Based on identified research gaps and our innovative contributions, we have formulated the following research questions for our paper:

  1. I.

    How does the network model, which evaluates the sustainability performance of countries by considering all years simultaneously, compare to the traditional approach of assessing each year independently?

  2. II.

    How does the inclusion of best and worst performance states, as well as maximum deviations, affect the evaluation of countries’ performance in the multi-objective optimization model?

  3. III.

    Why is it important to consider uncertainty in DEA models, particularly in terms of data variation and interval goals?

  4. IV.

    In what ways does the comprehensive analysis of countries’ performance in this research, which includes efficiency analysis, productivity analysis, resilience analysis, identification of best practices, and verification of efficiency scores, differ from existing literature?

  5. V.

    How does this research contribute to the assessment of sustainability indicators at the country level?

Research framework

Considering research gaps and our contributions, our goal is to evaluate the performances of countries based on sustainability aspects through the development of multi-objective and network DEA models under uncertain conditions and provide comprehensive analysis regarding the performances. In this regard, a DSF as shown in Fig. 1, is presented in current research. To evaluate countries from the perspective of sustainability, two multi-objective optimization models are presented. One evaluates countries every year, as given by Formulas (6), (7), (8), (9), (10), (11), (12), and (13). The other is designed as a network model. This means that it evaluates the performance of each country in all years simultaneously (Formulas (14), (15), (16), (17), (18), (19), (20), and (21)). The revised multi-choice GP is then employed to solve the proposed multi-objective models, as shown by Formulas (22), (23), (24), (25), (26), and (27). To be closer to the real world, the uncertainty conditions in the developed models are considered both in the input and output data (Formulas (28), (29), (30), (31), (32), (33), (34), and (35)) and uncertainty conditions in determining the goal values (Formulas (36) and (37)). Then, the efficiency scores of countries are measured from the perspective of sustainability under deterministic and uncertain conditions based on the suggested multi-objective model and multi-objective network model (“Results”).
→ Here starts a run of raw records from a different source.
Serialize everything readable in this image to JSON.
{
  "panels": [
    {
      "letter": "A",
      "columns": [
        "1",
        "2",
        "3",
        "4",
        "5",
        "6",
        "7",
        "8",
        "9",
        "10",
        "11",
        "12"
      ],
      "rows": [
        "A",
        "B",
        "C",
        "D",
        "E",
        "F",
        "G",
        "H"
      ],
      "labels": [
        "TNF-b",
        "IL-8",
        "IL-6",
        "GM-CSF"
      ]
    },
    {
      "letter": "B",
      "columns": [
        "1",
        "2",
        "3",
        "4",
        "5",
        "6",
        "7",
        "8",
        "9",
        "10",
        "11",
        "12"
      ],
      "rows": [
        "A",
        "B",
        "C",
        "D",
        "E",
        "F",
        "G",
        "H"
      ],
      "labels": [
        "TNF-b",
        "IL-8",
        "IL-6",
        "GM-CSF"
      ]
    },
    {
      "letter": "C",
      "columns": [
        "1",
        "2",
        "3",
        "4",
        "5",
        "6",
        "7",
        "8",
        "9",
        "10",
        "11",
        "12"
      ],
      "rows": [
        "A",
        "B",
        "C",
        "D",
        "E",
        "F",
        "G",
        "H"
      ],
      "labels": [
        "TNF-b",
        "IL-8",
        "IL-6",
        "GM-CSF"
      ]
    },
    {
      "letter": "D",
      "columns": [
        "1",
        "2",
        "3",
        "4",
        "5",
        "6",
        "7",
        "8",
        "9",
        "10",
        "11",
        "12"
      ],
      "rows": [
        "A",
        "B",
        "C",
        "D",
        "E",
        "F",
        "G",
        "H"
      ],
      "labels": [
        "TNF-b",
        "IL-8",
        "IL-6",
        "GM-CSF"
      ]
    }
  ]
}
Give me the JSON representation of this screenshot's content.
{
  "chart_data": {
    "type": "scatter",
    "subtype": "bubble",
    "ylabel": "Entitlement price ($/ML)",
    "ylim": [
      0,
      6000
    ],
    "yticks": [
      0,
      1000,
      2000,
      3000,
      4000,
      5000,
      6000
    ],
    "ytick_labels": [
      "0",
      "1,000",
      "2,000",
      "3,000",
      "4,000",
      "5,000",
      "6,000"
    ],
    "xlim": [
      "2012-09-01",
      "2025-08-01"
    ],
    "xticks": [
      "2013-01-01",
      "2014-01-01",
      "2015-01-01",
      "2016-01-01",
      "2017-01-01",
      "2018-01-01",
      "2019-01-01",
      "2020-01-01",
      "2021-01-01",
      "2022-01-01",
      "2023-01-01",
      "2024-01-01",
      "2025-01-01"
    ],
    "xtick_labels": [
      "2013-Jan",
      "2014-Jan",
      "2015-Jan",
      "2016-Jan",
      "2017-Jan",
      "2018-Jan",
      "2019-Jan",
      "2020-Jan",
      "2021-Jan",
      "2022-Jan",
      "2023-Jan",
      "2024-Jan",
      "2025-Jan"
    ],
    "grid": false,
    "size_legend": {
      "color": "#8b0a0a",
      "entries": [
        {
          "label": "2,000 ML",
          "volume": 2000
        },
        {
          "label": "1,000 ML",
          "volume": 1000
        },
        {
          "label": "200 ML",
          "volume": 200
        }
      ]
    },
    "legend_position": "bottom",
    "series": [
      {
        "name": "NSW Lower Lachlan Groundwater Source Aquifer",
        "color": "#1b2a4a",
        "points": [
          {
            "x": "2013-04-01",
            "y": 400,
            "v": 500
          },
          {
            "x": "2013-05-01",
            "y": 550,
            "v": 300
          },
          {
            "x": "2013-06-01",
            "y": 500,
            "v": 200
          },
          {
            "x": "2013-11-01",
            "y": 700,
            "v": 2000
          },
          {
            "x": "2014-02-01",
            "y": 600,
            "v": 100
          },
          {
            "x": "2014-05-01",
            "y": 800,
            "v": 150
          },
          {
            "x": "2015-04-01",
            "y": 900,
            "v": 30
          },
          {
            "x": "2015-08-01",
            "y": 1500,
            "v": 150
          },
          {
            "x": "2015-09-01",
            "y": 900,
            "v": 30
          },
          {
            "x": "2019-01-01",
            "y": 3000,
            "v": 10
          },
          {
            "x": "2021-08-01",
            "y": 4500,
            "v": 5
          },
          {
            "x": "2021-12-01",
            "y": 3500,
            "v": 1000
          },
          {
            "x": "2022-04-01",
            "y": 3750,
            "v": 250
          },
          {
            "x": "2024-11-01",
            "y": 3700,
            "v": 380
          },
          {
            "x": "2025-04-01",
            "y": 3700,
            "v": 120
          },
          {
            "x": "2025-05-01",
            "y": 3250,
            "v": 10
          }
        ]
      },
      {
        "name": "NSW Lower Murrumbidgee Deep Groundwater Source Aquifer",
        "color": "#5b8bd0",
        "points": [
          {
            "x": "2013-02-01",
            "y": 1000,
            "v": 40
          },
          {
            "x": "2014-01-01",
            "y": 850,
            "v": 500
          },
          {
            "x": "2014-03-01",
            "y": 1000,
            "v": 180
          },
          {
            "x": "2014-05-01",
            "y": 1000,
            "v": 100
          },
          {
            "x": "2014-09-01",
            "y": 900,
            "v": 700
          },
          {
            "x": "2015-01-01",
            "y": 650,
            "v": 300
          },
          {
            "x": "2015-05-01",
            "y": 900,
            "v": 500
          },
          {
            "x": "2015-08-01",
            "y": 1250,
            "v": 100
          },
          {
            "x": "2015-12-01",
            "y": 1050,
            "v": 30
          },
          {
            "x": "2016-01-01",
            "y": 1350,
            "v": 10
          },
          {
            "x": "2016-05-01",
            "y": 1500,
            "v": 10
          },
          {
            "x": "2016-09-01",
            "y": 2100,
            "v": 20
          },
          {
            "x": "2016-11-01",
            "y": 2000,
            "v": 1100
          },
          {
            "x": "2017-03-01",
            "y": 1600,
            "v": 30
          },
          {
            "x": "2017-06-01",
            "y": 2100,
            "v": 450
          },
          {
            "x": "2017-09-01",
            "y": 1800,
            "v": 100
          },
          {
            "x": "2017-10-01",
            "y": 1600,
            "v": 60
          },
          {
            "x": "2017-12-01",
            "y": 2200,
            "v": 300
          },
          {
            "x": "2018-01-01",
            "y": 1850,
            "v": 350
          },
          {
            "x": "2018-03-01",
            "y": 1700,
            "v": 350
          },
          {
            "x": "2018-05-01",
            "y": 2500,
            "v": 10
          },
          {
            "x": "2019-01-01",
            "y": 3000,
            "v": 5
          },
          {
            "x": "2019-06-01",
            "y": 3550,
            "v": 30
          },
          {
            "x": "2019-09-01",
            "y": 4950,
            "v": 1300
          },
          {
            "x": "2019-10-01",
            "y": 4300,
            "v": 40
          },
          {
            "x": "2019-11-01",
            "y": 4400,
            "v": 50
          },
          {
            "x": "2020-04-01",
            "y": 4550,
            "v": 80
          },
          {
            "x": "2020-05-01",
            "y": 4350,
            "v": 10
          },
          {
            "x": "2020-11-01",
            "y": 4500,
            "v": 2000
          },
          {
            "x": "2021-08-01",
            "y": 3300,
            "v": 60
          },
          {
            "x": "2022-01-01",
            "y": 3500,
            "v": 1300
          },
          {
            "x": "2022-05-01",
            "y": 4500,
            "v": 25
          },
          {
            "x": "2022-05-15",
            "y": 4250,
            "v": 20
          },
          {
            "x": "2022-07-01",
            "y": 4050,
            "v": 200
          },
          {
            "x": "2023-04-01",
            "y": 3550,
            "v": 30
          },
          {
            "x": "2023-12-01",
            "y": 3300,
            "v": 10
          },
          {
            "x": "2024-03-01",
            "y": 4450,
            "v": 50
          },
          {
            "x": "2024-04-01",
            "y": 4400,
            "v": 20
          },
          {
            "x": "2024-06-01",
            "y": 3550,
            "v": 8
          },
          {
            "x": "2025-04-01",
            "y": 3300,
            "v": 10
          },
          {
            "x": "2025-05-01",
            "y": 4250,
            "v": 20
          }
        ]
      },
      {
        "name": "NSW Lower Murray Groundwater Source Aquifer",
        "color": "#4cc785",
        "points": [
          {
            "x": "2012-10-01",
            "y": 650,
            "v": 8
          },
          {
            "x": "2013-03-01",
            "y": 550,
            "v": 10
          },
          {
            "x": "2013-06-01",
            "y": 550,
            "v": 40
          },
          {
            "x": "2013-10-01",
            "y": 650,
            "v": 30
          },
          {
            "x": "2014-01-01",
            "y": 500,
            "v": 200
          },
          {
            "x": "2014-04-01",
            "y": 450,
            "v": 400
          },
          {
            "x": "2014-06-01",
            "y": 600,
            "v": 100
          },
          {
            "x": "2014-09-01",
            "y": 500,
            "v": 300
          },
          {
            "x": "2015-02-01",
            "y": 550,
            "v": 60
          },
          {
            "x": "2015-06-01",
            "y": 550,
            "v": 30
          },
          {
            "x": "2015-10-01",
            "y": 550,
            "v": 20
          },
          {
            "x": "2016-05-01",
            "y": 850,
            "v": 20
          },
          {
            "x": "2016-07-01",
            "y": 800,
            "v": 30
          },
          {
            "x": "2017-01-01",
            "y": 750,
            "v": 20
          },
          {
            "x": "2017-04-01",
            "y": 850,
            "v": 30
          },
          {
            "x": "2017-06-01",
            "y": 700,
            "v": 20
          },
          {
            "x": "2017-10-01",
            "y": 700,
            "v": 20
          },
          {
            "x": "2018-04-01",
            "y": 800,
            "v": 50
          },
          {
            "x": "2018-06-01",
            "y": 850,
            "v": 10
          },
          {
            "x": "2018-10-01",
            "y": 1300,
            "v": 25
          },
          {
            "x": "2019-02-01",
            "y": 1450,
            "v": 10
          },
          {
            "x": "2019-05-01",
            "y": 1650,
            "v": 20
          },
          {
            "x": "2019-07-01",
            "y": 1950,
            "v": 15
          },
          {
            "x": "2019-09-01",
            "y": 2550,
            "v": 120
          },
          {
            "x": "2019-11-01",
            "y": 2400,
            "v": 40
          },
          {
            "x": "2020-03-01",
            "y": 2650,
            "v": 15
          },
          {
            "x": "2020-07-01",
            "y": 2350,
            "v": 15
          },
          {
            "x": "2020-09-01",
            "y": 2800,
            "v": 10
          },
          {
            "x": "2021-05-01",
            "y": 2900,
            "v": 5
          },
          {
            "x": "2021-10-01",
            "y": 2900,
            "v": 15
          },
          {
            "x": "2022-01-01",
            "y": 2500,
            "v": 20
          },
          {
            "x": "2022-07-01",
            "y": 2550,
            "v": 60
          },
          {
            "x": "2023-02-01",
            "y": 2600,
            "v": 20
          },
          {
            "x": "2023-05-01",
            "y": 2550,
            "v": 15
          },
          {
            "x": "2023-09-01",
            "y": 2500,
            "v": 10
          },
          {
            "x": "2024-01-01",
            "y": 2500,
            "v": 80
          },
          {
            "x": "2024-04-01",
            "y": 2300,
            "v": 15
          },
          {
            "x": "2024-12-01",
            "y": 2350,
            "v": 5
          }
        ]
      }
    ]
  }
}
Productivity measurement based on countries’ efficiency scores under different years (“Analysis of the productivity”), examining of resilience based on the best and worst efficiency scores (“Analysis of the resilience”), analysis of countries’ ranking based on resilience and productivity (“Analysis of the ranks”), identification of efficient patterns to provide the roadmap for improvement in low-performing countries (“Analysis of the best practices” and “Analysis of the benchmarks”), and validation of the proposed models through interpreting the efficiency scores (“Analysis of the methods”) are among the analyses provided by the proposed DSF.

Fig. 1
figure 1

Our proposed framework

The rest of the paper is organized as follows. In “Problem statement,” the suggested performance evaluation models are described in detail. The solution approach is provided in “Solution approach,” considering the multi-objective and uncertainty programming models. The extended performance evaluation models are implemented on the data of 12 European countries in “Results.” Then, in “Managerial analysis,” the managerial analyses and some policy implications are presented. Finally, the discussion, concluding remarks, and suggestions for future research are given in “Discussion” and “Conclusions and outlook.”

Problem statement

DEA is a methodology that can evaluate the performance of comparable decision-making units (DMUs) by forming an efficient frontier in which, there exist some inputs and outputs for each DMU. A linear mathematical programming model is employed to compare the relative performance of all DMUs such that this model will be input-oriented if it maximizes the outputs by keeping the input level constant while it would be output-oriented if it minimizes the inputs by keeping the output level constant. The returns to scale (RTS) and orientation are two important characteristics of DEA models. In the constant RTS, a multiple of inputs produces the same multiple of outputs, while in variable RTS, each multiple of inputs can produce the same, greater or smaller multiple of outputs. The DEA models are able to provide benchmarks for inefficient units as reference sets in order to transform these units into efficient units. Charnes et al. (1978) presented a mathematical output-oriented model, abbreviated to CCR, with a constant RTS. This model is presented in Formulas (1), (2), (3), and (4) (Aldamak and Zolfaghari 2017):

$$\begin{array}{cc}\mathrm{minimize}&\sum\limits_iv_ix_{io}\end{array}$$
(1)
$$\begin{array}{cc}\mathrm s\mathrm u\mathrm b\mathrm j\mathrm e\mathrm c\mathrm t\;\mathrm t\mathrm o&\sum\limits_ru_ry_{ro}=1\end{array}$$
(2)
$$\begin{array}{cc}\sum\limits_ru_ry_{r\tau}-\sum\limits_iv_ix_{i\tau}\leq0&\forall\tau,\end{array}$$
(3)
$$\begin{array}{cc}{u}_{r}, {v}_{i}\ge \varepsilon & \forall i,r,\end{array}$$
(4)

where index \(\tau =1,\dots , n\) denotes the number of DMUs, \(r=1,\dots , s\) denotes the number of outputs and \(i=1,\dots , m\) represents the index of inputs, \({x}_{ij}\) and \({y}_{rj}\) stand for the input and output parameters, respectively, \({v}_{i}\) and \({u}_{r}\) represent the decision variables related to the input weight and output weight, respectively, and \(\varepsilon\) denotes a negligible value (Zhu 2009). In this model, Eq. (1) shows the objective function which minimizes the weighted sum of inputs of DMUs under consideration. Formulas (2), (3), and (4) express the constraints of the mathematical model where Eq. (2) sets output levels to 1, Constraint (3) states the ratio of output to input for all DMUs, and Constraint (4) expresses the positive variables greater than an equal to \(\varepsilon\). The efficiency score of each DMU is determined by \(\frac{1}{\sum_{i}{v}_{i}^{*}{x}_{ij}}\), after solving the output-oriented CCR model. In this equation, \({v}_{i}^{*}\) is the optimal weight obtained from the mathematical model. Each time the mentioned model is solved, each DMU (here, each country) is evaluated with input and output criteria and its efficiency is measured.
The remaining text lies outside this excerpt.